Enumerators in 1970 were only sent out to collect information from non-responding residents, as it was the first census to operate on a true mail-out mail-back system.
1980 Census Mail-Out Mail-Back System

The mail-out mail-back system worked well for the 1980 Census, which is considered one of the most accurate in modern times.
1980 Preparing "Master Address Registers"
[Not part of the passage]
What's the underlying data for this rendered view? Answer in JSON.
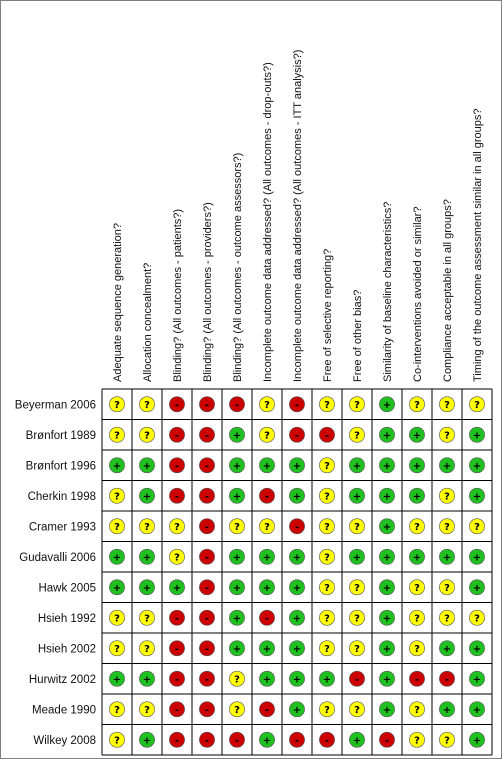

Preparation of Master Address Registers.To conduct the 1980 field enumeration, Census Bureau enumerators used Master Address Registers, like those prepared by this Jeffersonville, IN Census Bureau employee, to identify their assigned housing units.
1990 Census

The 1990 Census did not fare as well as its predecessor. For the first time since 1940, there was an increase in the estimated net undercount. Also, the mail response rate dropped to 65 percent, the lowest since 1960.
1990 Census Enumeration in New Mexico on Horseback

An enumerator (right) conducts the 1990 census in New Mexico on horseback.
Census Taker visits resident during 2000 Census.jpg

Census 2000 reversed the decades-long decline in response rates. It was also the first to use a paid advertising campaign to motivate participation, and studies have shown it to be the most accurate census in recent decades.
2010 Census Event: Census in Schools, St. Louis

U.S. Census Bureau Director Robert Groves spoke to students at Gateway Math and Science Elementary School during the St. Louis launch of the 2010 Census in Schools program. Census in Schools was designed for students in kindergarten through 12th grade. The program reached 118,000 schools and 56 million students nationwide.